Lisa Nandy (Shadow Secretary for Levelling Up and Communities)

Wigan MP Nandy is a member of Labour for a Green New Deal and, like Miliband, is of the line of thought that having a hopeful outlook and a movement led from the bottom-up is crucial.

She was Corbyn’s Energy and Climate Change lead from 2015 and 2016 and, after serving as Shadow Foreign Affairs Secretary between 2020 and 2021, was appointed to her current position late last year.

As Shadow Foreign Affairs Secretary, Nandy advocated for the UK to engage more closely and take more of a leadership role in climate talks within the G7 and G20 groups. She also spoke of Russia’s ability to be an aggressor due to its fossil fuel export status and advocated for better loss and damage provision for developing nations already experiencing the brunt of physical climate impacts.

In her current role, she criticised the Levelling Up White Paper, which proved generally unpopular due to a lack of in-depth detail. Green Alliance has been urging Labour to centre its alternative propositions around the net-zero transition to produce a credible alternative.

Rachel Reeves (Shadow Chancellor)

Rachel Reeves has already been covered in this round-up but does have a few notable climate-related milestones. The Labour MP for Leeds West and has been an MP continuously since 2010, having originally trained as an economist. She was the chair of the BEIS Committee under Corbyn before becoming Shadow Chancellor in 2020.

Reeves was the architect of the update to the original Climate Change Act 2008, which saw the UK moving in 2019, under Theresa May, to legislate for net-zero emissions by 2050.  Regarding Reeves’ voting record, she has ruffled feathers in the green economy by supporting HS2, due to its forest impact. However,  she has voted positively on most other issues.

Jonathan Reynolds (Shadow Secretary for Business and Industrial Strategy)

A solicitor by training, Reynolds is the MP for Stalybridge and Hyde and was first elected there in 2010. He served as Shadow Energy and Climate Change Minister from 2013-2015, then Shadow Transport Minister, then as Shadow Treasury Minister, then as Shadow Secretary for Work and Pensions. He took up his current role, Shadow Secretary for BEIS, in November 2021.

Reynolds has repeatedly stated, since net-zero was legislated for in 2019, that net-zero is an opportunity for economic growth and better skilled jobs in the UK, and for the UK to lead internationally in sectors such as low-carbon steel and offshore wind.

In the face of the energy price crisis, Reynolds has called Conservative Party Policymaking “unambitious and short-sighted”. He has advocated for the removal of VAT from domestic energy bills and for more of a focus on energy efficiency, going as far as to advocate for energy rationing. You can view Reynolds’ voting record on environmental issues here.

Cross-party support

Given the severe damage done to Labour across the red wall in the last general election, any potential Labour victory may well need support from other political parties. Labour, or perhaps even the Conservatives, can take solace that the likes of the Green Party and the Liberal Democrats are both heavily advocating for action towards net-zero.

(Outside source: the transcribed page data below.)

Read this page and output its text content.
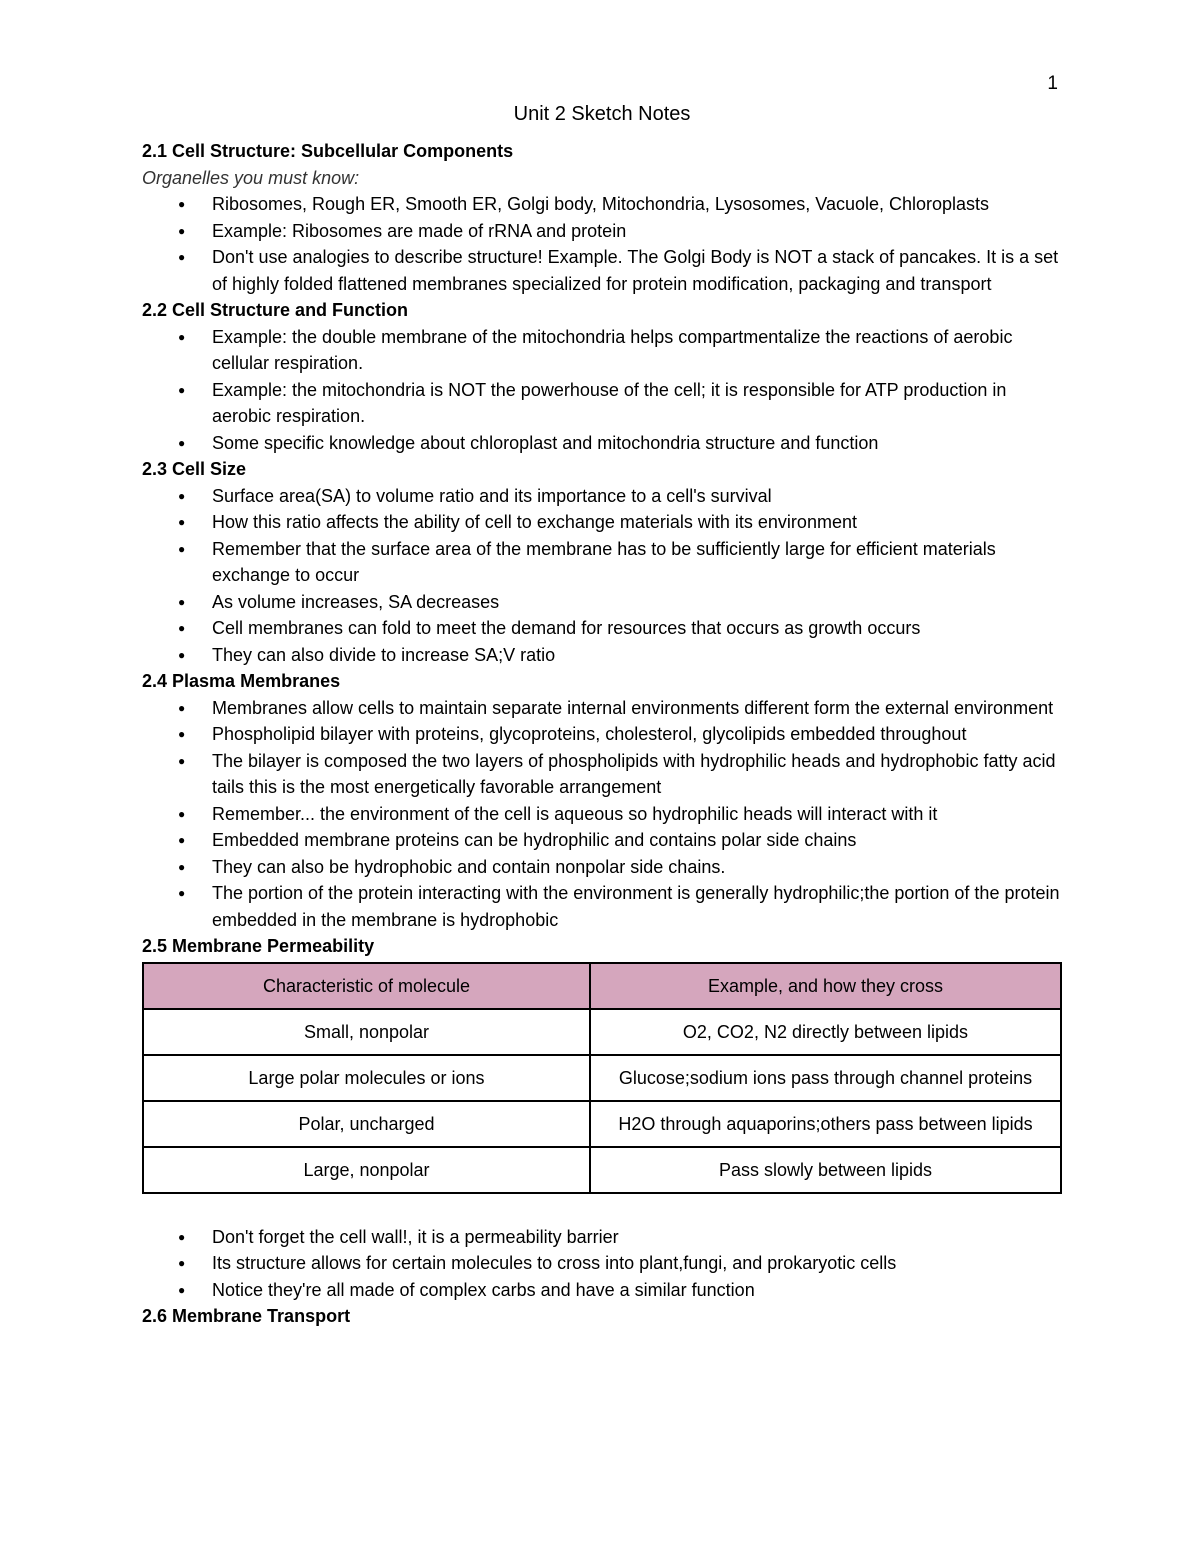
1
Unit 2 Sketch Notes
2.1 Cell Structure: Subcellular Components
Organelles you must know:
● Ribosomes, Rough ER, Smooth ER, Golgi body, Mitochondria, Lysosomes, Vacuole, Chloroplasts
● Example: Ribosomes are made of rRNA and protein
● Don't use analogies to describe structure! Example. The Golgi Body is NOT a stack of pancakes. It is a set of highly folded flattened membranes specialized for protein modification, packaging and transport
2.2 Cell Structure and Function
● Example: the double membrane of the mitochondria helps compartmentalize the reactions of aerobic cellular respiration.
● Example: the mitochondria is NOT the powerhouse of the cell; it is responsible for ATP production in aerobic respiration.
● Some specific knowledge about chloroplast and mitochondria structure and function
2.3 Cell Size
● Surface area(SA) to volume ratio and its importance to a cell's survival
● How this ratio affects the ability of cell to exchange materials with its environment
● Remember that the surface area of the membrane has to be sufficiently large for efficient materials exchange to occur
● As volume increases, SA decreases
● Cell membranes can fold to meet the demand for resources that occurs as growth occurs
● They can also divide to increase SA;V ratio
2.4 Plasma Membranes
● Membranes allow cells to maintain separate internal environments different form the external environment
● Phospholipid bilayer with proteins, glycoproteins, cholesterol, glycolipids embedded throughout
● The bilayer is composed the two layers of phospholipids with hydrophilic heads and hydrophobic fatty acid tails this is the most energetically favorable arrangement
● Remember... the environment of the cell is aqueous so hydrophilic heads will interact with it
● Embedded membrane proteins can be hydrophilic and contains polar side chains
● They can also be hydrophobic and contain nonpolar side chains.
● The portion of the protein interacting with the environment is generally hydrophilic;the portion of the protein embedded in the membrane is hydrophobic
2.5 Membrane Permeability
Characteristic of molecule	Example, and how they cross
Small, nonpolar	O2, CO2, N2 directly between lipids
Large polar molecules or ions	Glucose;sodium ions pass through channel proteins
Polar, uncharged	H2O through aquaporins;others pass between lipids
Large, nonpolar	Pass slowly between lipids
● Don't forget the cell wall!, it is a permeability barrier
● Its structure allows for certain molecules to cross into plant,fungi, and prokaryotic cells
● Notice they're all made of complex carbs and have a similar function
2.6 Membrane Transport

In its 2019 General Election manifesto, the Green Party reiterated its support for a Green New Deal Bill, which is seeking to reduce emissions to net-zero by 2030.

The party would also introduce a Sustainable Economy Bill that sets binding targets on the economic impact on the environment and a New Homes Bill, which would create a legislative framework for building 100,000 new zero-carbon homes for social rent each year.

As for the Lib Dems, the party has previously pushed for a target of 80% of UK electricity to come from renewable sources by 2030. Plans were also proposed to generate funds to make all homes greener, starting with low-income homes.

Wind and tidal power and hydrogen-powered trains are just some of the technologies the party would back to deliver its climate pledge. On an individual level, the party would also overhaul flight costs to target frequent fliers in a bid to deter air travel and the associated climate impact.